O governo federal apresentou o plano nacional de vacinação contra Covid-19 . O documento de pouco mais de 100 páginas determina aspectos fundamentais para a imunização a ser iniciada em 2021. Houve mudanças em relação ao texto enviado ao STF no fim de semana. Entre elas, está a inclusão de novos grupos prioritários ao recebimento do fármaco, como a população em situação de rua, trabalhadores do transporte coletivo e população privada de liberdade. O documento afirma ainda que o Brasil tem em torno de 350 milhões de doses de vacinas em negociações. O governo, contudo, não estimou as datas possíveis para o início da aplicação.

A NEGOCIAÇÃO JÁ COMEÇOU


Entre as potenciais vacinas a serem usadas, de acordo com o plano nacional de imunização, está a CoronaVac, desenvolvida pela chinesa Sinovac e pelo Instituto Butantan.
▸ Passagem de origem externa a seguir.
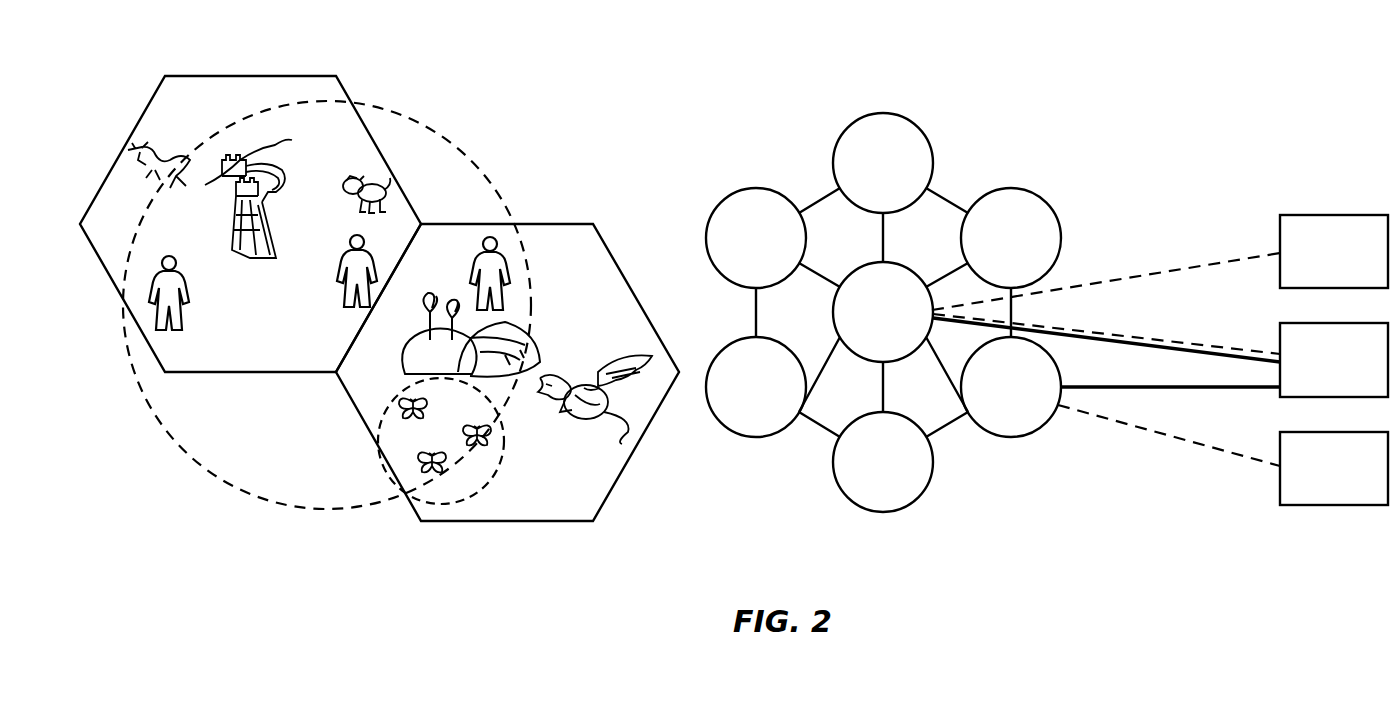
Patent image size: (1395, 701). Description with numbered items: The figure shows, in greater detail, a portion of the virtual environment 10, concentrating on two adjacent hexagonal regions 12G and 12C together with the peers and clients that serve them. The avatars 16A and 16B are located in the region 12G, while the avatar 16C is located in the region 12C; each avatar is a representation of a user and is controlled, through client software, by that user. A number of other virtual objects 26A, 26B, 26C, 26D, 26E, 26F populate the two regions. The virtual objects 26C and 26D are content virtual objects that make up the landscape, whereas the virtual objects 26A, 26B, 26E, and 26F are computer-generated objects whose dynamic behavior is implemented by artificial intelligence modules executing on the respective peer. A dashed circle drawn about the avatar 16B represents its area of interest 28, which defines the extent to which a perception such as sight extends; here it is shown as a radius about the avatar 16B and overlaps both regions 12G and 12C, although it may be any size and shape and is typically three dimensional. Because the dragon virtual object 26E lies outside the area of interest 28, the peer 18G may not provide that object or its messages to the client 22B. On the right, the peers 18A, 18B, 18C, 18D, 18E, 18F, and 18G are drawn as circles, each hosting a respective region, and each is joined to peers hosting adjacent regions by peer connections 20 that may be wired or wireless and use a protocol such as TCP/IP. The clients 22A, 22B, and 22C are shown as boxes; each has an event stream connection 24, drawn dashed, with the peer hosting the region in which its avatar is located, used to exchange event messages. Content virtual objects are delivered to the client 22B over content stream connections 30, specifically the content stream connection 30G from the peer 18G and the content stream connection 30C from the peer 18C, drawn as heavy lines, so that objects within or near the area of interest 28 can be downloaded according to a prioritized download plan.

The virtual environment 10 is at (452, 68).
The region 12G is at (215, 104).
The region 12C is at (593, 252).
The avatar 16A is at (181, 320).
The avatar 16B is at (342, 258).
The avatar 16C is at (503, 297).
The peer 18A is at (861, 153).
The peer 18B is at (989, 228).
The peer 18C is at (989, 377).
The peer 18D is at (861, 452).
The peer 18E is at (734, 377).
The peer 18F is at (734, 228).
The peer 18G is at (861, 302).
The peer connection 20 is at (950, 198).
The client 22A is at (1312, 263).
The client 22B is at (1312, 372).
The client 22C is at (1312, 481).
The event stream connection 24 is at (1158, 268).
The virtual object 26A is at (165, 185).
The virtual object 26B is at (388, 182).
The content virtual object 26C is at (292, 140).
The content virtual object 26D is at (530, 335).
The dragon virtual object 26E is at (593, 366).
The virtual object 26F is at (499, 470).
The area of interest 28 is at (498, 192).
The content stream connection 30 is at (1222, 358).
The content stream connection 30G is at (1140, 350).
The content stream connection 30C is at (1196, 390).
O fármaco tem sido motivo de desentendimento entre Jair Bolsonaro e o governador João Doria. Como mostra o Radar Econômico, a negociação já começou entre o Ministério da Saúde e a autarquia paulista. Além disso, o Butantan afirmou que o plano estadual de vacinação poderá ser deixado de lado caso o governo federal defina a compra das doses da CoronaVac, entregando, assim, toda a produção para o Planalto. Apesar disso, o governo paulista ainda prevê o início da campanha estadual de vacinação para 25 de janeiro.

DISCUSSÃO NO STF


Primeiro a votar na sessão do STF que analisa se a vacinação contra a Covid-19 é obrigatória, o ministro Ricardo Lewandowski defendeu que a aplicação sempre deve ter o consentimento das pessoas, mas que os governos podem aplicar restrições a quem não for imunizado. O magistrado é o relator da ação apresentada pelo PDT sobre o tema. Ainda de acordo com Lewandowski, a vacinação compulsória pode ocorrer desde que acompanhada "de ampla informação sobre a eficácia, segurança e contraindicações dos imunizantes" e respeito "a dignidade humana e os direitos fundamentais das pessoas". O julgamento será retomado nesta quinta-feira.

PFIZER NA ANVISA


A Pfizer enviou à Anvisa a documentação com os resultados do estudo de fase 3 da vacina contra a Covid-19 desenvolvida em parceria com a empresa alemã BioNTech. Entretanto, isso não significa que a farmacêutica deu entrada no pedido de uso emergencial ou de registro do imunizante, o que deve ser feito em breve, segundo comunicado da empresa. O "Pacote 2", como é chamada pelo órgão essa leva de evidências, faz parte do processo de submissão contínua, instituído pela agência para acelerar a revisão dos dados necessários para aprovação. Nessa modalidade, as empresas podem enviar os resultados referentes a cada fase de estudo conforme forem gerados.